Re: [PATCH v2 4/6] KVM: x86/pmu: Add pmc->intr to refactor kvm_perf_overflow{_intr}()

From: Like Xu
Date: Thu Dec 16 2021 - 04:57:52 EST


On 13/12/2021 2:37 pm, Jim Mattson wrote:
On Sat, Dec 11, 2021 at 8:56 PM Jim Mattson <jmattson@xxxxxxxxxx> wrote:

On Fri, Dec 10, 2021 at 3:31 PM Jim Mattson <jmattson@xxxxxxxxxx> wrote:

On Fri, Dec 10, 2021 at 2:59 PM Paolo Bonzini <pbonzini@xxxxxxxxxx> wrote:

On 12/10/21 23:55, Jim Mattson wrote:

Even for tracing the SDM says "Like the value returned by RDTSC, TSC
packets will include these adjustments, but other timing packets (such
as MTC, CYC, and CBR) are not impacted". Considering that "stand-alone
TSC packets are typically generated only when generation of other timing
packets (MTCs and CYCs) has ceased for a period of time", I'm not even
sure it's a good thing that the values in TSC packets are scaled and offset.

Back to the PMU, for non-architectural counters it's not really possible
to know if they count in cycles or not. So it may not be a good idea to
special case the architectural counters.

In that case, what we're doing with the guest PMU is not
virtualization. I don't know what it is, but it's not virtualization.
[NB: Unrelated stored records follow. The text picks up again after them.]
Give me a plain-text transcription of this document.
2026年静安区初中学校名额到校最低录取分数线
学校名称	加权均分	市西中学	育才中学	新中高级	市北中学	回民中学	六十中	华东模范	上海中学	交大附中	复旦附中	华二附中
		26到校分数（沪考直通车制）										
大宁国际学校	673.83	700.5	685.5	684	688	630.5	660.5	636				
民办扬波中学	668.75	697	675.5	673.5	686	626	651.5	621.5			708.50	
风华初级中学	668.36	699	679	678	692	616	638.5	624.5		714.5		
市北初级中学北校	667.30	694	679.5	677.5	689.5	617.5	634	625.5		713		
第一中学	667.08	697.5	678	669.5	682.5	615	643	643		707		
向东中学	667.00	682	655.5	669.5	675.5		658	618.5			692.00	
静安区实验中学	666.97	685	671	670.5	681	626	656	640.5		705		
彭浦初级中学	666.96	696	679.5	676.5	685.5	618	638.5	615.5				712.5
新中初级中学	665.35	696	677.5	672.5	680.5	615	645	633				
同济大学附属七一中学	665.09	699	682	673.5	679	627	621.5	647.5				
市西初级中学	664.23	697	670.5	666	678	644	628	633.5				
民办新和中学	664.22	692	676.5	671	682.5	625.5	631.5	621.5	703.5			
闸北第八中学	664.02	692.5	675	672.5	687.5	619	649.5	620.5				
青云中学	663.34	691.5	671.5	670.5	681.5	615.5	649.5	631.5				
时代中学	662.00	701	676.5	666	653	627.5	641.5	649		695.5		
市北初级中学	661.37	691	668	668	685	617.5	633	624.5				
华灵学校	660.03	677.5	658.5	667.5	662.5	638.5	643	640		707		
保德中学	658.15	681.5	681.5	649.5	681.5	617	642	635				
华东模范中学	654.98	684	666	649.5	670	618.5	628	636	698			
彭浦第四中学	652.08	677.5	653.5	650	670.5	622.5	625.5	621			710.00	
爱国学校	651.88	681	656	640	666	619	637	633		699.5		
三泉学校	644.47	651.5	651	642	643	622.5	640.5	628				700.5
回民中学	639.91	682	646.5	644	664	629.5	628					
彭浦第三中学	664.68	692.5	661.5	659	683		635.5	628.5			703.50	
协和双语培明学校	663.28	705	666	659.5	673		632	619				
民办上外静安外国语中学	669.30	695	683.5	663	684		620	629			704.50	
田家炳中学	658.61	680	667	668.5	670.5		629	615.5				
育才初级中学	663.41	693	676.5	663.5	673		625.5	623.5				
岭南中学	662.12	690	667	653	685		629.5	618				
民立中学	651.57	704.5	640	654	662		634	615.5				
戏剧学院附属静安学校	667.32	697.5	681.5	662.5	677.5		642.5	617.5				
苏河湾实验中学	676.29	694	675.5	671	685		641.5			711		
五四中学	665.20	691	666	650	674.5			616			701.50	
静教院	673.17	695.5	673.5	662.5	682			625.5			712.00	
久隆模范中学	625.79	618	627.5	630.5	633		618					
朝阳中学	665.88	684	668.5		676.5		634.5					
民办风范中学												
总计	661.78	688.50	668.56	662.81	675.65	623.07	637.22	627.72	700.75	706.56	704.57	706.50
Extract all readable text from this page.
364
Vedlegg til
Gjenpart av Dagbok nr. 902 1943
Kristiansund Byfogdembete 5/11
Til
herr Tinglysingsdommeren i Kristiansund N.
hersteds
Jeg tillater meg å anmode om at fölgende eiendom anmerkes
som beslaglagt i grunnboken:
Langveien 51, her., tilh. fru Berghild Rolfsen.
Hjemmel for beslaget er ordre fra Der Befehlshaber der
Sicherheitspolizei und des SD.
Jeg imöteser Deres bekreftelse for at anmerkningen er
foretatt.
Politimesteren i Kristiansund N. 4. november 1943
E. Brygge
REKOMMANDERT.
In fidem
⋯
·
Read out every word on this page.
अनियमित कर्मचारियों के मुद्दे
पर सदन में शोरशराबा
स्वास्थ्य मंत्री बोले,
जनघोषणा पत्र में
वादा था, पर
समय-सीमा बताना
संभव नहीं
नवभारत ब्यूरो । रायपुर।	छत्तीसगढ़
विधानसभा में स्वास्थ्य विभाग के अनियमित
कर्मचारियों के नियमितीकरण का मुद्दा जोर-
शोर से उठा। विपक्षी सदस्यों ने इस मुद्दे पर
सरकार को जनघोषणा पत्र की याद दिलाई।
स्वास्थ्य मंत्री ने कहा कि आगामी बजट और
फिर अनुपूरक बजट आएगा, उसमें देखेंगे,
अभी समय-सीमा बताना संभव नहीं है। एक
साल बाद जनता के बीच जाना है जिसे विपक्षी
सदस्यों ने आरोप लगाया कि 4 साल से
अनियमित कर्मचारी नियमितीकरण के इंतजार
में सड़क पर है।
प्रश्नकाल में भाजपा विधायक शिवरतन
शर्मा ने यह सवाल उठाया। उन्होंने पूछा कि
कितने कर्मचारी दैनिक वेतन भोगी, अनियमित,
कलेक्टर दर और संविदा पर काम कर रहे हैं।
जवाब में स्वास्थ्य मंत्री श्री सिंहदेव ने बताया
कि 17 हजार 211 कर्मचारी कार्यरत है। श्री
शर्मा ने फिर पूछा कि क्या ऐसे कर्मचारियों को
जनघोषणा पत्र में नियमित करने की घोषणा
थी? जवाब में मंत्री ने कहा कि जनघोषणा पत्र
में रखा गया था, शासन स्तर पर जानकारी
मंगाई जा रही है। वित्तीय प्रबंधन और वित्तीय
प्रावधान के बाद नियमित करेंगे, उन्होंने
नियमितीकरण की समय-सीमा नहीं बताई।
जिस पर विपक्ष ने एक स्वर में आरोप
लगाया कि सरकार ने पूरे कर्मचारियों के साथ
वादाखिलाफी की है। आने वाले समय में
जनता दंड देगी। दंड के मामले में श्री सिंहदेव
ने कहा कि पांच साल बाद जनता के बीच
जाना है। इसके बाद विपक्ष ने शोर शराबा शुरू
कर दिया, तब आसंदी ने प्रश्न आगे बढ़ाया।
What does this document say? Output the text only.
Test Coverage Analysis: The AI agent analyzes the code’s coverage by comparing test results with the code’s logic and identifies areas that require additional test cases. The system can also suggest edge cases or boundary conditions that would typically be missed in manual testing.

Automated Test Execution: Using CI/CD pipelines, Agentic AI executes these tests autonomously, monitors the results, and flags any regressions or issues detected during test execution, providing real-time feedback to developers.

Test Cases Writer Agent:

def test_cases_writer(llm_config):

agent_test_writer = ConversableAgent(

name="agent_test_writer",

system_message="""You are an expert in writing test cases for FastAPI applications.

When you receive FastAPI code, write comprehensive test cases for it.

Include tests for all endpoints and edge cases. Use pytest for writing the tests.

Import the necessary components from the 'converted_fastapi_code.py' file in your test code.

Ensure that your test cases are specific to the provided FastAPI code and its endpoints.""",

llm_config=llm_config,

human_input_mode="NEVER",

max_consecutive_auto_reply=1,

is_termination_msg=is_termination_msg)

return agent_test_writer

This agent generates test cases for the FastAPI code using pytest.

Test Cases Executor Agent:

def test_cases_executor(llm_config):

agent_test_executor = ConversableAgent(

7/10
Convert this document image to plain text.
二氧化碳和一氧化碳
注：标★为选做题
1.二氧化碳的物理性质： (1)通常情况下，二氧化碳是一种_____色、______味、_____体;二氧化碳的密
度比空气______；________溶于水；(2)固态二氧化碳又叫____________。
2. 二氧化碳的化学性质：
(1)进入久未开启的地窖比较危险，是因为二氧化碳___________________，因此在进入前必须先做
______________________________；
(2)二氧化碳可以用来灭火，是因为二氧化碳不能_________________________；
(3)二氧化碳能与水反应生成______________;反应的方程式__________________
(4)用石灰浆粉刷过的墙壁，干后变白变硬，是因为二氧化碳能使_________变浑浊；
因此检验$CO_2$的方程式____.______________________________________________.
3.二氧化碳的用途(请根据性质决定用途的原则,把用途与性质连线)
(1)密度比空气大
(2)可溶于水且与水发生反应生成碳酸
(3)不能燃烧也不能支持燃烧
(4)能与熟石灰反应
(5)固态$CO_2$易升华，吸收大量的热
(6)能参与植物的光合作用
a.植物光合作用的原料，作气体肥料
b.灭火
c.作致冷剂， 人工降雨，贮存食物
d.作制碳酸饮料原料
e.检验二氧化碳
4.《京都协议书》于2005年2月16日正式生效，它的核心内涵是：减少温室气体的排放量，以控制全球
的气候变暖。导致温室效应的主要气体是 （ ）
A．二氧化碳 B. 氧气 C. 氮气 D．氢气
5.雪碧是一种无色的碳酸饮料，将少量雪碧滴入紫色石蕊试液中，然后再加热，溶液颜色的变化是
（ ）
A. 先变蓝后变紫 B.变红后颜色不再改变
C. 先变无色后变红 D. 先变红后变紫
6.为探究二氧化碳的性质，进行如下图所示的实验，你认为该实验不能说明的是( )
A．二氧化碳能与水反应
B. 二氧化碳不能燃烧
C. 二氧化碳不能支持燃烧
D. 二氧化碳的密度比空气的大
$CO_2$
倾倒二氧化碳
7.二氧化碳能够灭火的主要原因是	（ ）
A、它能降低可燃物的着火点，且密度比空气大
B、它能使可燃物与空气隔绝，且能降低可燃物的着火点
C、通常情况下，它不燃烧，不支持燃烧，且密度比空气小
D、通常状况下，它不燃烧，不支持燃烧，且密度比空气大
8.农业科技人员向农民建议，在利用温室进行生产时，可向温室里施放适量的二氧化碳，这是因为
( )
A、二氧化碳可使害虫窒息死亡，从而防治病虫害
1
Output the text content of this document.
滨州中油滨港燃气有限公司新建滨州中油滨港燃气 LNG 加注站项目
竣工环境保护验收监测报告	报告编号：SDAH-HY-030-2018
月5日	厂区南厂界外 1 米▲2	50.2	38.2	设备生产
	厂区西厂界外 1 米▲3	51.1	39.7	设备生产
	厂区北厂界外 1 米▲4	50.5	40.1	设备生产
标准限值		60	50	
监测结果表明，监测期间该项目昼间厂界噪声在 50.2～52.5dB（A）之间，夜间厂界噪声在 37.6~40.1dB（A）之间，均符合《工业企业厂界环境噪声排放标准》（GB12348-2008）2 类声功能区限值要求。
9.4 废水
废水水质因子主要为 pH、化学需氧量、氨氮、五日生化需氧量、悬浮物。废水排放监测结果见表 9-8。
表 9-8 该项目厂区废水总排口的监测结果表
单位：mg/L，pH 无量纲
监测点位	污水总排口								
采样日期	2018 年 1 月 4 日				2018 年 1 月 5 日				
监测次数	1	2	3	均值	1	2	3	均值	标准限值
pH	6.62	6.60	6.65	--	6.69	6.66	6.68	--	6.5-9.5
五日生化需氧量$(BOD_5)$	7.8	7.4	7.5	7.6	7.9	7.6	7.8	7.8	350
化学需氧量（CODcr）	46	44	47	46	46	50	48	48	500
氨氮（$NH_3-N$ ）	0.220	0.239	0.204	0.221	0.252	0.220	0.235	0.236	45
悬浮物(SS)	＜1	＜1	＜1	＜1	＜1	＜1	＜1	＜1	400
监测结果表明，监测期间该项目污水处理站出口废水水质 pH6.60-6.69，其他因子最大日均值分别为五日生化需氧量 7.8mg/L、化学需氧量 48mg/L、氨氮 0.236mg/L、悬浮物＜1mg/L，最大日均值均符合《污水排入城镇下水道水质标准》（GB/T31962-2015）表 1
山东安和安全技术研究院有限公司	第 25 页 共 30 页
It's a use of profiling guest on the host side, like "perf kvm" and in that case,
we need to convert the guest's TSC values with the host view, taking into
account the guest TSC scaling.


It is virtualization even if it is incompatible with live migration to a
different SKU (where, as you point out below, multiple TSC frequencies
might also count as multiple SKUs). But yeah, it's virtualization with
more caveats than usual.

It's not virtualization if the counters don't count at the rate the
guest expects them to count.

We do have "Use TSC scaling" bit in the "Secondary Processor-Based VM-Execution Controls".


Per the SDM, unhalted reference cycles count at "a fixed frequency."
If the frequency changes on migration, then the value of this event is
questionable at best. For unhalted core cycles, on the other hand, the
SDM says, "The performance counter for this event counts across
performance state transitions using different core clock frequencies."
That does seem to permit frequency changes on migration, but I suspect
that software expects the event to count at a fixed frequency if
INVARIANT_TSC is set.

Yes, I may propose that pmu be used in conjunction with INVARIANT_TSC.


Actually, I now realize that unhalted reference cycles is independent
of the host or guest TSC, so it is not affected by TSC scaling.

I doubt it.

However, we still have to decide on a specific fixed frequency to
virtualize so that the frequency doesn't change on migration. As a
practical matter, it may be the case that the reference cycles
frequency is the same on all processors in a migration pool, and we
don't have to do anything.

Yes, someone is already doing this in a production environment.



I'm not sure that I buy your argument regarding consistency. In
general, I would expect the hypervisor to exclude non-architected
events from the allow-list for any VM instances running in a
heterogeneous migration pool. Certainly, those events could be allowed
in a heterogeneous migration pool consisting of multiple SKUs of the
same microarchitecture running at different clock frequencies, but
that seems like a niche case.

IMO, if there are users who want to use the guest PMU, they definitely
want non-architectural events, even without live migration support.

Another input is that we actually have no problem reporting erratic
performance data during live migration transactions or host power
transactions, and there are situations where users want to know
that these kind of things are happening underwater.

The software performance tuners would not trust the perf data from
a single trial, relying more on statistical conclusions.



Exposing non-architectural events is questionable with live migration,
and TSC scaling is unnecessary without live migration. I suppose you
could have a migration pool with different SKUs of the same generation
with 'seemingly compatible' PMU events but different TSC frequencies,
in which case it might be reasonable to expose non-architectural
events, but I would argue that any of those 'seemingly compatible'
events are actually not compatible if they count in cycles.
I agree. Support for marshaling/unmarshaling PMU state exists but it's
more useful for intra-host updates than for actual live migration, since
these days most live migration will use TSC scaling on the destination.

Paolo


Unless, of course, Like is right, and the PMU counters do count fractionally.